Heterogeneous treatment effects for UK personal lines insurance retention targeting

These details have not been verified by PyPI

Project links

Project description

insurance-uplift

Heterogeneous treatment effects for UK personal lines insurance retention targeting.

The problem

Every insurer running a renewal discount campaign faces the same question: which customers will lapse without a discount, and which would renew regardless? Getting this wrong in either direction is expensive. Discount a "Sure Thing" and you've given away margin for a renewal you'd have kept anyway. Miss a "Persuadable" and you lose a customer who would have stayed for a modest reduction.
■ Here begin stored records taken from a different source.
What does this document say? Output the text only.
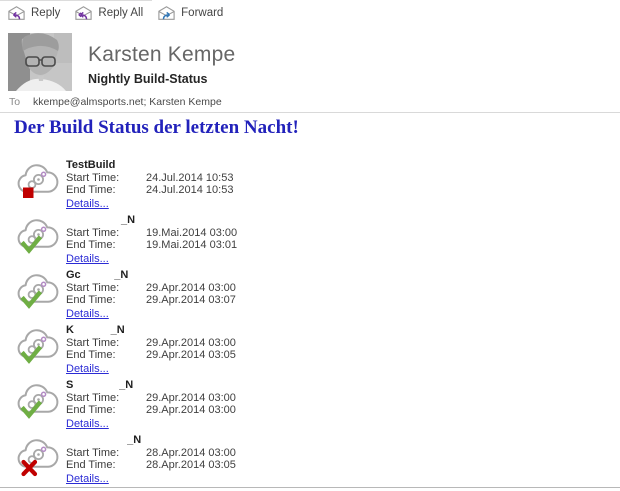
Reply	Reply All	Forward
Karsten Kempe
Nightly Build-Status
To kkempe@almsports.net; Karsten Kempe
Der Build Status der letzten Nacht!
TestBuild
Start Time:	24.Jul.2014 10:53
End Time:	24.Jul.2014 10:53
Details...
_N
Start Time:	19.Mai.2014 03:00
End Time:	19.Mai.2014 03:01
Details...
Gc           _N
Start Time:	29.Apr.2014 03:00
End Time:	29.Apr.2014 03:07
Details...
K            _N
Start Time:	29.Apr.2014 03:00
End Time:	29.Apr.2014 03:05
Details...
S               _N
Start Time:	29.Apr.2014 03:00
End Time:	29.Apr.2014 03:00
Details...
_N
Start Time:	28.Apr.2014 03:00
End Time:	28.Apr.2014 03:05
Details...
Standard approaches — segment by NCD band, apply a blanket 5% retention discount, track overall renewal rate — don't answer this question. They measure average effects, not individual ones.

FCA PS21/5 (GIPP) makes this more urgent. Price walking is eliminated. You can't rely on inelastic customers overpaying indefinitely. You need to earn retention, and that requires knowing who responds to what.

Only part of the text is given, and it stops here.